In re Michael R

In In re Michael R. (1998) 67 Cal.App.4th 150, the minor was removed from his physically abusive father and eventually placed with the paternal grandmother on the condition that the father not live in the grandmother's home or visit the minor in the home. ( Id. at p. 153.) When the Department of Public Social Services (DPSS) discovered that the grandmother violated her agreement not to give the father access to the minor, a DPSS social went to the home, finding no one there. Later the grandmother telephoned that she intended to deliberately keep DPSS from finding the minor. Eventually the minor was found in Texas, returned to California, and placed in confidential foster care. ( Id. at pp. 153-154.) The grandmother unsuccessfully petitioned for de facto parent status. ( Id. at p. 154.) The order denying de facto parent status was upheld. ( In re Michael R., supra, 67 Cal.App.4th at p. 158.) The appellate court concluded that substantial evidence supported the juvenile court's denial of the grandmother's petition. Although the grandmother was significantly involved in the minor's life, seeing him almost daily since birth and being his daily caretaker since he was placed in her home from April to August of 1997, the juvenile court was entitled to also consider her "conduct, in defiance of court orders, which also placed the minor at serious risk of harm. From the beginning of the proceedings, the grandmother had denied any physical abuse by the father, her son." ( Id. at pp. 156-157.) When DPSS found out that the grandmother violated the agreement to keep her son away from her grandson, the grandmother absconded with the children.

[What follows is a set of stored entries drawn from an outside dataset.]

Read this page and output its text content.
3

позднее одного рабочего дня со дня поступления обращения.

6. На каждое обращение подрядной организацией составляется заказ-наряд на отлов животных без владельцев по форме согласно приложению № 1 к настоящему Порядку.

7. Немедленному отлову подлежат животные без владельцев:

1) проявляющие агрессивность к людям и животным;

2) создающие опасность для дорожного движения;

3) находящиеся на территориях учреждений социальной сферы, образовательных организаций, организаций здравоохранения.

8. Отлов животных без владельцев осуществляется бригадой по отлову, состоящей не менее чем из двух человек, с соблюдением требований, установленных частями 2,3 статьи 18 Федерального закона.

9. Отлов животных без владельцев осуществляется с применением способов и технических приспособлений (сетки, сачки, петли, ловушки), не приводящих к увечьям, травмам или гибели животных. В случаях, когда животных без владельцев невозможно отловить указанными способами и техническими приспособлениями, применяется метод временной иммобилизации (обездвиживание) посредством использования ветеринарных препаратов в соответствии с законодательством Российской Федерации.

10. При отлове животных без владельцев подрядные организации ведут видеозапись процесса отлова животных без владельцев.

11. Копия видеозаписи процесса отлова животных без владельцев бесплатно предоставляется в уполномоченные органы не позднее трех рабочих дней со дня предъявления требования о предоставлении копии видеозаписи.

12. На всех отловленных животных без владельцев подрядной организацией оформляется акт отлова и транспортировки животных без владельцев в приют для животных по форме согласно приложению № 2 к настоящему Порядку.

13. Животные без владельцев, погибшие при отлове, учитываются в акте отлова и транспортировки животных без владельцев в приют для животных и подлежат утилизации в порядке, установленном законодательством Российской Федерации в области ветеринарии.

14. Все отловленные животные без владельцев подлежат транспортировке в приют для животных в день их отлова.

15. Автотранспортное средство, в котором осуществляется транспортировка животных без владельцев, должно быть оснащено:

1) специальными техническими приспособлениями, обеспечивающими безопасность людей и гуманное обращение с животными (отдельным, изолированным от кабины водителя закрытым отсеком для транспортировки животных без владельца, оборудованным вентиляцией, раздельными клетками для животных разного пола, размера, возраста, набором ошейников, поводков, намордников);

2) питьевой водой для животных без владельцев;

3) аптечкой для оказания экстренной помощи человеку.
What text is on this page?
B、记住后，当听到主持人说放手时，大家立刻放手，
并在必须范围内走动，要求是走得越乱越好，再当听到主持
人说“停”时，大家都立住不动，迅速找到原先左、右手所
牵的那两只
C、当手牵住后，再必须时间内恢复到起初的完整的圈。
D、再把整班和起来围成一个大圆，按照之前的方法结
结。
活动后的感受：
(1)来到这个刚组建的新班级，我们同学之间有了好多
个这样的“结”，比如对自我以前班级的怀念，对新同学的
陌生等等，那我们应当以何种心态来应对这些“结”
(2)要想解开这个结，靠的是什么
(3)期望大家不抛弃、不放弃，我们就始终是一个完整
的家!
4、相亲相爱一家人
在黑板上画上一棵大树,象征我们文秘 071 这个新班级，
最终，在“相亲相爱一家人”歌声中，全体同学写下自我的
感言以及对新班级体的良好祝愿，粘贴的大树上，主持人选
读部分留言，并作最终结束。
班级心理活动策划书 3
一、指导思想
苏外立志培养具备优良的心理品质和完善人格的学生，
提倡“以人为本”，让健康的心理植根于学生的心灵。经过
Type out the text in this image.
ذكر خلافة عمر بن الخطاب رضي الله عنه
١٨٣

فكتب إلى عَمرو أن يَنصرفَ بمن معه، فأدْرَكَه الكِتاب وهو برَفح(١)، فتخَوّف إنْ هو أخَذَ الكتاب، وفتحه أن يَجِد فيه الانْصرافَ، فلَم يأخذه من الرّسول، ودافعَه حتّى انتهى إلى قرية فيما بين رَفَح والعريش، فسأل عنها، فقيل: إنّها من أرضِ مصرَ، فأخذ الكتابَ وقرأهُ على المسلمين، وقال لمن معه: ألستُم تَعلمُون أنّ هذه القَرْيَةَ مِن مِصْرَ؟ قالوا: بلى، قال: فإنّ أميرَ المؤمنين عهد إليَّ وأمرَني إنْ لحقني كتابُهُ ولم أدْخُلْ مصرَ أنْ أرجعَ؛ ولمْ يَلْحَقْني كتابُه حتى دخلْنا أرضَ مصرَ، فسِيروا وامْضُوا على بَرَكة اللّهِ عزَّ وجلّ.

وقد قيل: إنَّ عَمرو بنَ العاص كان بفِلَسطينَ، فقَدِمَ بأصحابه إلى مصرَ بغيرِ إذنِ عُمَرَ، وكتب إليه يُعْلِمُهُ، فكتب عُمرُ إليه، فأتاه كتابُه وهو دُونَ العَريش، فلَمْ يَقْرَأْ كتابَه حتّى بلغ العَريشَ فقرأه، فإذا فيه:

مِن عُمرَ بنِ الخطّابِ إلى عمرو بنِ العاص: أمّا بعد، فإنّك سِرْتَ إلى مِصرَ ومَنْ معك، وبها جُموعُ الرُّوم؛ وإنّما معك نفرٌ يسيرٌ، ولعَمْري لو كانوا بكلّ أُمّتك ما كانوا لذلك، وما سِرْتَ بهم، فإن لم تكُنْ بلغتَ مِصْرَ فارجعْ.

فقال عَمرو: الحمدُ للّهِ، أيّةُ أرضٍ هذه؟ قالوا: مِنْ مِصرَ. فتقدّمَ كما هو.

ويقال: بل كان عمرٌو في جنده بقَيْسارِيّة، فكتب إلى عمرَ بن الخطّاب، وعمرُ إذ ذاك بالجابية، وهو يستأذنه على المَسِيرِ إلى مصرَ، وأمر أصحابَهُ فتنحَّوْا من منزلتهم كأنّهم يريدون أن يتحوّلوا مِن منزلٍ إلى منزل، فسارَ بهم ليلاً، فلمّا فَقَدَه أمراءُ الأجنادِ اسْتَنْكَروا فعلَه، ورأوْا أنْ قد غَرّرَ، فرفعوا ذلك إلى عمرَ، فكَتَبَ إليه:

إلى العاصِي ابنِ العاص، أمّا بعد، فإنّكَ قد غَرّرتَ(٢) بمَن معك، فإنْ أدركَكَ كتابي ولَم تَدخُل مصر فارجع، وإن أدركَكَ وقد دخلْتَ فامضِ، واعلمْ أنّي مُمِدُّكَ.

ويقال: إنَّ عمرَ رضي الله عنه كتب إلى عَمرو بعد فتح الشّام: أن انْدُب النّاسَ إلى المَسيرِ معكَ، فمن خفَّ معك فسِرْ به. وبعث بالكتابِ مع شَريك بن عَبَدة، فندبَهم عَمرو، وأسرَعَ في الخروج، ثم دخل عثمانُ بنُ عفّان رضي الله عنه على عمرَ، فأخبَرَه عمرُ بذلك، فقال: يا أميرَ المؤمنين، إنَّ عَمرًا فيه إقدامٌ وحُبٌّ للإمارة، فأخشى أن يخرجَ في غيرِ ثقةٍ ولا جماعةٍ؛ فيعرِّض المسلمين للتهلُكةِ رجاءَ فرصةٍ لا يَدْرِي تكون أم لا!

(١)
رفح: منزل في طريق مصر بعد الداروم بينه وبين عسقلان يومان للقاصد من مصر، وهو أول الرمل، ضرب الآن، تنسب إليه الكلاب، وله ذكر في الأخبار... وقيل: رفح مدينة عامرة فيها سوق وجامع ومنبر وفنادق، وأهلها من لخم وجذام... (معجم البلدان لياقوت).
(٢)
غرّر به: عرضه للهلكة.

Not acknowledging her son's physical abuse of her grandson, the grandmother did not protect the abused child or his younger siblings from their father, who behaved inappropriately and in a hostile manner despite having attended parenting and anger management programs. "Although the grandmother here did not personally strike the children . . ., she directly inflicted 'substantial harm' on the minors: The ostensible purpose of abducting them and fleeing the state, one step ahead of the law, was to permit unrestricted access by the abusing parent. The grandmother thus deliberately placed the children in harm's way, as much as if she herself were the abuser." ( Id. at pp. 157-158.)